Os algoritmos do YouTube facilitam cada vez
mais a descoberta de conteúdos similares, e os vídeos estrelados por crianças
não são exceção. Nesse caso, conteúdos de teor “cômico” entendidos como
humilhação de pais aos seus filhos e que geram milhões de visualizações podem
ser usados até mesmo como prova para a perda da guarda desses pais, por
exemplo.
Outras hipóteses relativas a essa
exibição, advém do acesso de pedófilos a vídeos inofensivos de crianças.
Através dos algoritmos da internet o vídeo chega ao criminoso que comenta um
código de tempo de uma determinada visualização como um sinal para seus
companheiros.
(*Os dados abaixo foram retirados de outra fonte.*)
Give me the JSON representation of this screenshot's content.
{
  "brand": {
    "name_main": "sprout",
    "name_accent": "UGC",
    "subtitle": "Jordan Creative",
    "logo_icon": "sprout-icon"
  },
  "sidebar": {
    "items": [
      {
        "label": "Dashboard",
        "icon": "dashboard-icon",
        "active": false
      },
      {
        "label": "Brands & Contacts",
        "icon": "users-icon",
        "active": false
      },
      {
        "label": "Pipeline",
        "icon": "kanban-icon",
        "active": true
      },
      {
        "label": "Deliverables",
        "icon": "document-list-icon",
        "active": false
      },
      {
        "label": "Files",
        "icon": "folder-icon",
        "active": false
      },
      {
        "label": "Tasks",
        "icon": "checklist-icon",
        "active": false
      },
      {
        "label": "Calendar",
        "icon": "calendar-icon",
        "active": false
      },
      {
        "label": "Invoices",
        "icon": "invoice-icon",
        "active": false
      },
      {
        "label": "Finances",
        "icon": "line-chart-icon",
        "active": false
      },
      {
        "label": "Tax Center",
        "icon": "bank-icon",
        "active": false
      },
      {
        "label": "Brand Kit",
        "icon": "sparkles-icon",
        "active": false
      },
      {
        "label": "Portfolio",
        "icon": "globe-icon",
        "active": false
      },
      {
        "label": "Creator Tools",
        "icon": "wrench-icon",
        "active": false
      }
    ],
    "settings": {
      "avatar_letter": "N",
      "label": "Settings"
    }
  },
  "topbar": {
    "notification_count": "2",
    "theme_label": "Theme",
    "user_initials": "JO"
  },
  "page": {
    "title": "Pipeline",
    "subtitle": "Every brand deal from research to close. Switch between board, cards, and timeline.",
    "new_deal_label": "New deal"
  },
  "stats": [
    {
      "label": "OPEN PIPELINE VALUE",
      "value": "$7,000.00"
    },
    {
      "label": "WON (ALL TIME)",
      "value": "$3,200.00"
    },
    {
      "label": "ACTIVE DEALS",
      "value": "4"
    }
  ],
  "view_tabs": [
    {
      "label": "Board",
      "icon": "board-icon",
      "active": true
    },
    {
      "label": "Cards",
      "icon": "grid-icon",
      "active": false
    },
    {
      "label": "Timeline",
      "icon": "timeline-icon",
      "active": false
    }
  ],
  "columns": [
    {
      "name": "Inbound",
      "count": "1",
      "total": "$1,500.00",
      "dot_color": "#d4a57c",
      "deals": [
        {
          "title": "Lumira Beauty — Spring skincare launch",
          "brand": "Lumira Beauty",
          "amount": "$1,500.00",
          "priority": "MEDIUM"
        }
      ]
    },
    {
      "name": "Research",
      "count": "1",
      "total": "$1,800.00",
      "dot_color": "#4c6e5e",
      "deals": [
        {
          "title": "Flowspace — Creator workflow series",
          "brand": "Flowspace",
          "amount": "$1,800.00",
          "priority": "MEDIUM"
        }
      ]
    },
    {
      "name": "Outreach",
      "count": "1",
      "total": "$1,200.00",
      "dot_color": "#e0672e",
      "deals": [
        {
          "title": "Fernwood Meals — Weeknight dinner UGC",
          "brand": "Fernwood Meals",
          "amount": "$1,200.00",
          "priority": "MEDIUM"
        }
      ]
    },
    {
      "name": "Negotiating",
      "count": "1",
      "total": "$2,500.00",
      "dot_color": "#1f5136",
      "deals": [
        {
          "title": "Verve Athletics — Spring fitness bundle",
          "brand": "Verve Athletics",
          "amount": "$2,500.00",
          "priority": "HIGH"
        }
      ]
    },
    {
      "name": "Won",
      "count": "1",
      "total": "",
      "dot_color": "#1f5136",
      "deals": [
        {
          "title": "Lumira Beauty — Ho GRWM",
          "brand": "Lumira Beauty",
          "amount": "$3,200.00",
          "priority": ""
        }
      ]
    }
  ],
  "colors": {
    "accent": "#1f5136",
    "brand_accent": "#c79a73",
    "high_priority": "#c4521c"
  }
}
Da mesma forma, o sharenting
corrobora para o advento do cyberbullying,
na medida que os menores têm suas informações acessadas e sua vida exposta aos
agressores.
É certo que, os direitos das crianças e
dos adolescentes aliados com a proteção de dados, devem buscar proteger os
menores dentro das redes. E, nas hipóteses de sharenting, as crianças e adolescentes têm
aumentadas a sua presença on-line e a exposição a perigos, além de aderir ao
vício que é o acesso às redes sociais – isso tudo, como resultado da atividade
on-line de seus pais.
Por fim, sobre o caso, precedentes
demonstraram que, embora existam exceções consoantes às atividades no círculo
doméstico, é possível lesão à privacidade das crianças pelo uso de redes
sociais de amplo alcance.
*Bianca Lemos e Débora Ghelman são advogadas especialistas em Direitos de Família e Sucessões e sócias do escritório Lemos & Ghelman Advogados.